A new arts program—Emergent Seed—is offering $500 microgrants and the opportunity for emerging writers and composers in the DC Metro area to have their work broadcast in virtual events. Committed to addressing the immediate financial stress caused by COVID-19 closures, Emergent Seed is investing in the virtual infrastructure for the performing arts. Emergent Seed’s vision is to spotlight the local creative community while addressing the lost income and lost visibility of so many performing artists.
Submissions will consist of two- to five-minute videos of original work in one of four categories: Poetry, Storytelling, Song & Lyrics, and Instrumental. Applications are now open and will close Monday June 15, 2020, at 12pm EST. To be eligible, applicants must live in DC or one of the six surrounding counties in Maryland and Virginia consisting of Alexandria, Arlington, Fairfax, Loudoun, Montgomery, Prince George’s; be 18 to 35 years old; and have been financially impacted by the coronavirus closures. Writers and composers may apply by visiting the Emergent Seed website to learn how to make and submit videos of their original work.
The name Emergent Seed reflects both the “emergency” coronavirus situation we are living in, as well as both who it will help—“emerging” artists—and how it will help—with “seed” funding and short video performances.
The founder of Emergent Seed, Adrianna Smith, is a writer and poet living in Washington, DC, who has been published in The Washington Post, The Atlantic, Poet Lore, and Beltway Poetry Quarterly.
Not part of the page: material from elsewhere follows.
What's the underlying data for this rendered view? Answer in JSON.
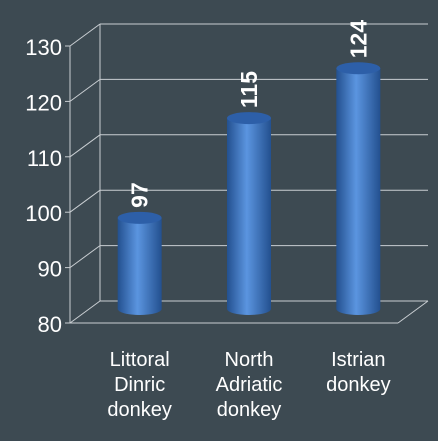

She has privately raised money for this round and a second one in the summer and will be raising additional funds to keep Emergent Seed an ongoing effort. Emergent Seed plans to grow as a social enterprise—a financially self-sustaining vehicle—raising money to give out microgrants beyond the initial funding raised and host virtual events and broadcasts.
Smith is also the host and creator of Makars, a free, monthly open mic series that brings together high-quality, genre-diverse performers in different locations across the DC Metro area. Makars has showcased amazing local DC area talent and in less than a year has attracted a community of over 500 people. Inspired by this spirit of creativity and community building, Smith is dedicated to finding ways, especially during this COVID-19 crisis, to support both the kinds of emerging artists she regularly saw at Makars, as well as those yet to be discovered.